Plasma and stool metabolomics to identify microbiota derived-biomarkers of metabolic dysfunction-associated fatty liver disease: effect of PNPLA3 genotype

• Published in: Metabolomics Vol. 17; no. 7; p. 58
• Main Authors: Mazzini, Flavia Noelia, Cook, Frank, Gounarides, John, Marciano, Sebastián, Haddad, Leila, Tamaroff, Ana Jesica, Casciato, Paola, Narvaez, Adrián, Mascardi, María Florencia, Anders, Margarita, Orozco, Federico, Quiróz, Nicolás, Risk, Marcelo, Gutt, Susana, Gadano, Adrián, Méndez García, Celia, Marro, Martin L., Penas-Steinhardt, Alberto, Trinks, Julieta
• Format: Journal Article
• Language: English
• Published: New York Springer US 01.07.2021; Springer Nature B.V
• Subjects: Biochemistry; Biomarkers; Biomedical and Life Sciences; Biomedicine; Body mass index; Cell Biology; Developmental Biology; Diagnosis; Fatty liver; Gene polymorphism; Genotype; Genotype & phenotype; Humans; Lecithin; Life Sciences; Lipase - genetics; Liver diseases; Membrane Proteins - genetics; Metabolic pathways; Metabolism; Metabolites; Metabolomics; Microbiota; Molecular Medicine; Non-alcoholic Fatty Liver Disease - diagnosis; Non-alcoholic Fatty Liver Disease - genetics; Original Article; Phosphatidylcholine; Plasma; Plasma levels; Risk assessment; Single-nucleotide polymorphism; Steatosis; PNPLA3; Plasma; Metabolomics; Microbiota; Stool; Metabolic dysfunction-associated fatty liver disease
• ISSN: 1573-3882; 1573-3890
• DOI: 10.1007/s11306-021-01810-6

Introduction Non-invasive biomarkers are needed for metabolic dysfunction-associated fatty liver disease (MAFLD), especially for patients at risk of disease progression in high-prevalence areas. The microbiota and its metabolites represent a niche for MAFLD biomarker discovery.

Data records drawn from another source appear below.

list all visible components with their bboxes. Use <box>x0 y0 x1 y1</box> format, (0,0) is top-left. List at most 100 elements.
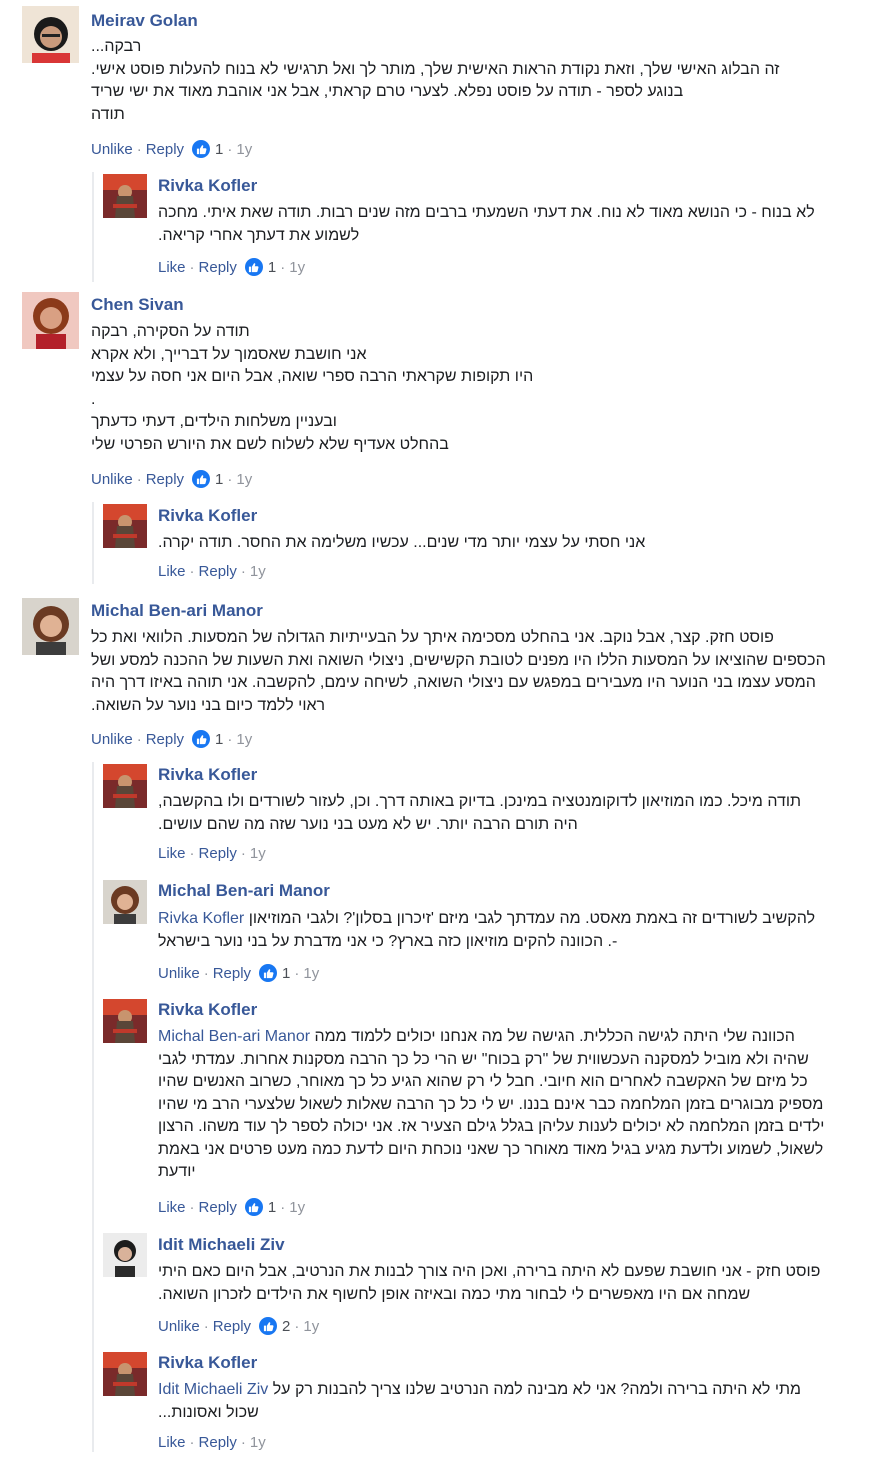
reply-link[interactable]: Reply <box>213 965 251 982</box>
reply-link[interactable]: Reply <box>213 1318 251 1335</box>
reply-link[interactable]: Reply <box>199 563 237 580</box>
avatar[interactable] <box>103 999 147 1043</box>
thread-line <box>92 502 94 584</box>
comment-author[interactable]: Rivka Kofler <box>158 765 257 785</box>
mention-link[interactable]: Michal Ben-ari Manor <box>158 1028 310 1045</box>
comment-line: תודה על הסקירה, רבקה <box>91 323 250 340</box>
reaction-count[interactable]: 1 <box>244 1198 276 1216</box>
comment-timestamp[interactable]: 1y <box>289 1199 305 1216</box>
comment-line: ילדים בזמן המלחמה לא יכולים לענות עליהן … <box>158 1118 825 1135</box>
comment-timestamp[interactable]: 1y <box>289 259 305 276</box>
comment-timestamp[interactable]: 1y <box>303 1318 319 1335</box>
comment-text: תודה על הסקירה, רבקה אני חושבת שאסמוך על… <box>91 321 861 456</box>
comment-text: מתי לא היתה ברירה ולמה? אני לא מבינה למה… <box>158 1379 858 1424</box>
comment-timestamp[interactable]: 1y <box>236 471 252 488</box>
like-link[interactable]: Like <box>158 259 186 276</box>
unlike-link[interactable]: Unlike <box>91 471 133 488</box>
avatar[interactable] <box>103 504 147 548</box>
reaction-count[interactable]: 1 <box>259 964 290 982</box>
comment-author[interactable]: Rivka Kofler <box>158 506 257 526</box>
comment-author[interactable]: Rivka Kofler <box>158 1353 257 1373</box>
avatar[interactable] <box>103 1352 147 1396</box>
comment-timestamp[interactable]: 1y <box>236 141 252 158</box>
mention-link[interactable]: Idit Michaeli Ziv <box>158 1381 268 1398</box>
comment-actions: Like · Reply · 1y <box>158 563 266 580</box>
avatar[interactable] <box>103 880 147 924</box>
comment-line: כל מיזם של האקשבה לאחרים הוא חיובי. חבל … <box>158 1073 808 1090</box>
comment-line: מספיק מבוגרים בזמן המלחמה כבר אינם בננו.… <box>158 1095 824 1113</box>
comment-line: שהיה ולא מוביל למסקנה העכשווית של "רק בכ… <box>158 1050 809 1068</box>
comment-line: שכול ואסונות... <box>158 1403 259 1421</box>
unlike-link[interactable]: Unlike <box>158 965 200 982</box>
thumbs-up-icon <box>192 470 211 488</box>
comment-author[interactable]: Idit Michaeli Ziv <box>158 1235 285 1255</box>
comment-actions: Like · Reply · 1y <box>158 845 266 862</box>
comment-author[interactable]: Michal Ben-ari Manor <box>91 601 263 621</box>
thumbs-up-icon <box>259 964 278 982</box>
reply-link[interactable]: Reply <box>199 845 237 862</box>
comment-actions: Unlike · Reply 1 · 1y <box>91 470 253 488</box>
unlike-link[interactable]: Unlike <box>158 1318 200 1335</box>
avatar[interactable] <box>103 1233 147 1277</box>
comment-line: פוסט חזק. קצר, אבל נוקב. אני בהחלט מסכימ… <box>91 629 774 646</box>
reply-link[interactable]: Reply <box>146 471 184 488</box>
avatar[interactable] <box>22 6 79 63</box>
comment-actions: Unlike · Reply 2 · 1y <box>158 1317 320 1335</box>
reply-link[interactable]: Reply <box>199 259 237 276</box>
thread-line <box>92 172 94 282</box>
comment-line: לשמוע את דעתך אחרי קריאה. <box>158 226 360 244</box>
thumbs-up-icon <box>192 730 211 748</box>
comment-timestamp[interactable]: 1y <box>250 563 266 580</box>
reaction-count[interactable]: 2 <box>259 1317 290 1335</box>
avatar[interactable] <box>103 764 147 808</box>
unlike-link[interactable]: Unlike <box>91 731 133 748</box>
comment-text: תודה מיכל. כמו המוזיאון לדוקומנטציה במינ… <box>158 791 858 836</box>
reply-link[interactable]: Reply <box>199 1199 237 1216</box>
comment-text: רבקה... זה הבלוג האישי שלך, וזאת נקודת ה… <box>91 36 861 126</box>
comment-line: המסע עצמו בני הנוער היו מעבירים במפגש עם… <box>91 674 816 691</box>
comment-line: הכספים שהוציאו על המסעות הללו היו מפנים … <box>91 651 826 669</box>
comment-line: רבקה... <box>91 38 142 55</box>
mention-link[interactable]: Rivka Kofler <box>158 910 244 927</box>
reaction-count[interactable]: 1 <box>192 140 223 158</box>
reaction-count[interactable]: 1 <box>244 258 276 276</box>
like-link[interactable]: Like <box>158 845 186 862</box>
thumbs-up-icon <box>192 140 211 158</box>
comment-line: להקשיב לשורדים זה באמת מאסט. מה עמדתך לג… <box>158 910 816 927</box>
comment-text: להקשיב לשורדים זה באמת מאסט. מה עמדתך לג… <box>158 908 858 953</box>
comment-timestamp[interactable]: 1y <box>236 731 252 748</box>
comment-author[interactable]: Meirav Golan <box>91 11 198 31</box>
comment-text: פוסט חזק - אני חושבת שפעם לא היתה ברירה,… <box>158 1261 858 1306</box>
comment-line: שמחה אם היו מאפשרים לי לבחור מתי כמה ובא… <box>158 1285 751 1303</box>
reaction-count[interactable]: 1 <box>192 730 223 748</box>
like-link[interactable]: Like <box>158 1434 186 1451</box>
comment-line: אני חסתי על עצמי יותר מדי שנים... עכשיו … <box>158 534 646 551</box>
comment-text: אני חסתי על עצמי יותר מדי שנים... עכשיו … <box>158 532 858 555</box>
comment-author[interactable]: Rivka Kofler <box>158 176 257 196</box>
avatar[interactable] <box>22 292 79 349</box>
comment-line: לא בנוח - כי הנושא מאוד לא נוח. את דעתי … <box>158 204 815 221</box>
comment-line: היו תקופות שקראתי הרבה ספרי שואה, אבל הי… <box>91 368 534 385</box>
reply-link[interactable]: Reply <box>146 141 184 158</box>
comment-actions: Like · Reply 1 · 1y <box>158 1198 306 1216</box>
comment-author[interactable]: Rivka Kofler <box>158 1000 257 1020</box>
comment-line: אני חושבת שאסמוך על דברייך, ולא אקרא <box>91 345 367 363</box>
comment-author[interactable]: Chen Sivan <box>91 295 184 315</box>
reply-link[interactable]: Reply <box>199 1434 237 1451</box>
like-link[interactable]: Like <box>158 1199 186 1216</box>
comment-line: זה הבלוג האישי שלך, וזאת נקודת הראות האי… <box>91 60 780 78</box>
comment-timestamp[interactable]: 1y <box>250 845 266 862</box>
avatar[interactable] <box>103 174 147 218</box>
comment-timestamp[interactable]: 1y <box>250 1434 266 1451</box>
comment-line: תודה מיכל. כמו המוזיאון לדוקומנטציה במינ… <box>158 793 802 810</box>
reply-link[interactable]: Reply <box>146 731 184 748</box>
reaction-count[interactable]: 1 <box>192 470 223 488</box>
comment-author[interactable]: Michal Ben-ari Manor <box>158 881 330 901</box>
comment-line: לשאול, לשמוע ולדעת מגיע בגיל מאוד מאוחר … <box>158 1140 824 1158</box>
like-link[interactable]: Like <box>158 563 186 580</box>
avatar[interactable] <box>22 598 79 655</box>
comment-line: הכוונה שלי היתה לגישה הכללית. הגישה של מ… <box>158 1028 795 1045</box>
unlike-link[interactable]: Unlike <box>91 141 133 158</box>
comment-timestamp[interactable]: 1y <box>303 965 319 982</box>
comment-actions: Like · Reply · 1y <box>158 1434 266 1451</box>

However, studies are not reproducible as the microbiota is variable. Objectives We aimed to identify microbiota-derived metabolomic biomarkers that may contribute to the higher MAFLD prevalence and different disease severity in Latin America, where data is scarce. Methods We compared the plasma and stool metabolomes, gene patatin-like phospholipase domain-containing 3 (PNPLA3) rs738409 single nucleotide polymorphism (SNP), diet, demographic and clinical data of 33 patients (12 simple steatosis and 21 steatohepatitis) and 19 healthy volunteers (HV). The potential predictive utility of the identified biomarkers for MAFLD diagnosis and progression was evaluated by logistic regression modelling and ROC curves. Results Twenty-four (22 in plasma and 2 in stool) out of 424 metabolites differed among groups. Plasma triglyceride (TG) levels were higher among MAFLD patients, whereas plasma phosphatidylcholine (PC) and lysoPC levels were lower among HV. The PNPLA3 risk genotype was related to higher plasma levels of eicosenoic acid or fatty acid 20:1 (FA(20:1)). Body mass index and plasma levels of PCaaC24:0, FA(20:1) and TG (16:1_34:1) showed the best AUROC for MAFLD diagnosis, whereas steatosis and steatohepatitis could be discriminated with plasma levels of PCaaC24:0 and PCaeC40:1. Conclusion This study identified for the first time MAFLD potential non-invasive biomarkers in a Latin American population. The association of PNPLA3 genotype with FA(20:1) suggests a novel metabolic pathway influencing MAFLD pathogenesis.